It’s week two of Advent. Traditionally we look at the Old Testament prophecies that look forward to the coming of the Messiah. It never ceases to amaze me how Jesus’ contemporaries were looking for a ‘knight in shining armour’ Messiah rather than a suffering servant given that they had the same prophecies that we do. Somehow they managed to spin things in such a way that they could ignore the difficult and awkward passages and focus on the ones that they liked – perhaps they called the ones they didn’t like “fake prophecies”.
Of course we’d never do that, would we? This Christmas we’ll all be referring to the slaughter of the innocents in our nativity plays and emphasising the ‘sword piercing your soul’ heart-rending aspects of Simeon’s prophecy to Mary in our 9 Lessons and Carols won’t we?
I can still remember one of the comments made to me in sermon class at Spurgeon’s College*. It’s not because it was a really traumatic experience, but because it was profound. I had preached from Genesis 22 on God telling Abraham to sacrifice his son, Isaac, and had spoken about Abraham’s faith, God’s honouring of that faith and the prophetic nature of the Lord providing a lamb for the burnt offering. One of the lecturers pointed out that I had ignored the darker side of the narrative and (to paraphrase him) made a profoundly macabre passage into one that was all light and fluffy! How would it have felt to be Abraham and be told that he had to sacrifice his son? Never mind that he was the miracle baby through whom the prophecy would be fulfilled, it was his son whom he loved!!
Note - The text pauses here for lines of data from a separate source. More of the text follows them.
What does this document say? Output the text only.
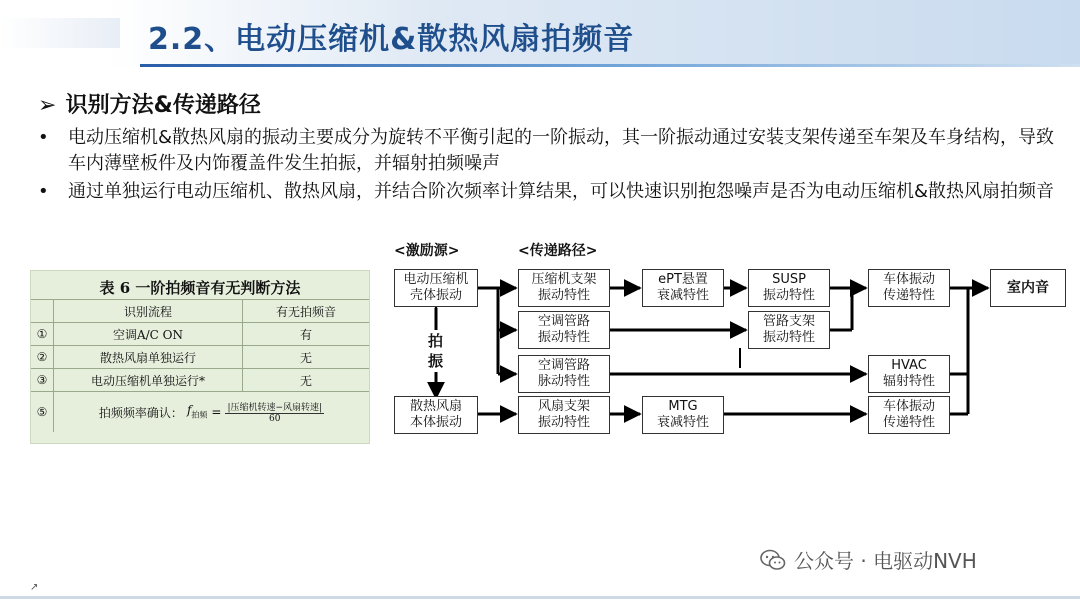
2.2、电动压缩机&散热风扇拍频音
➢ 识别方法&传递路径
• 电动压缩机&散热风扇的振动主要成分为旋转不平衡引起的一阶振动，其一阶振动通过安装支架传递至车架及车身结构，导致车内薄壁板件及内饰覆盖件发生拍振，并辐射拍频噪声
• 通过单独运行电动压缩机、散热风扇，并结合阶次频率计算结果，可以快速识别抱怨噪声是否为电动压缩机&散热风扇拍频音
表 6 一阶拍频音有无判断方法
	识别流程	有无拍频音
①	空调A/C ON	有
②	散热风扇单独运行	无
③	电动压缩机单独运行*	无
⑤	拍频频率确认： $f_{拍频} = \frac{\text{|压缩机转速−风扇转速|}}{60}$
<激励源>	<传递路径>
拍
振
电动压缩机
壳体振动
散热风扇
本体振动
压缩机支架
振动特性
空调管路
振动特性
空调管路
脉动特性
风扇支架
振动特性
ePT悬置
衰减特性
MTG
衰减特性
SUSP
振动特性
管路支架
振动特性
HVAC
辐射特性
车体振动
传递特性
车体振动
传递特性
室内音
公众号 · 电驱动NVH
↗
I took that on board. In my first church as one of a team of Ministers we took a risk one Christmas Day by taking the theme of ‘Disappointment’. We messed around with giving each other disappointing presents (“Have you got the receipt?”); explored the disappointment of God’s people expecting a warrior king and getting a baby in a cattle feeding trough; and then finished by talking about how Christmas can be a time of disappointment for some people – marked by loneliness, sadness, painful memories and a sense of being left out by all of the frivolous festivities. We pointed out how in the midst of the joy and wonder of the nativity narrative there were people walking in darkness, there was the inexpressible trauma of mothers weeping for children ripped from their arms, and even Mary and Joseph experienced rejection, loneliness and had to flee for their lives as refugees. And while we spoke of the great light, of the one who weeps with those who weep, and of the place for all in the cold, dark stable we got quite a lot of criticism from people for whom that was too sombre a message for a Christmas Day service. But I will never forget the warmth, length and strength of the hugs I received from people who with tear-stained faces needed no words to express that by exploring the darker side of Christmas we had enabled them to feel included and ministered to. It was worth it.
This Advent may you experience Immanuel’s light in dark places, his consoling embrace in abandonment, and his presence in loneliness.
Be blessed, be a blessing
*Sermon class was the occasion when a student preached in front of the whole College and then everyone decamped to a lecture room where it was analysed (not always positively).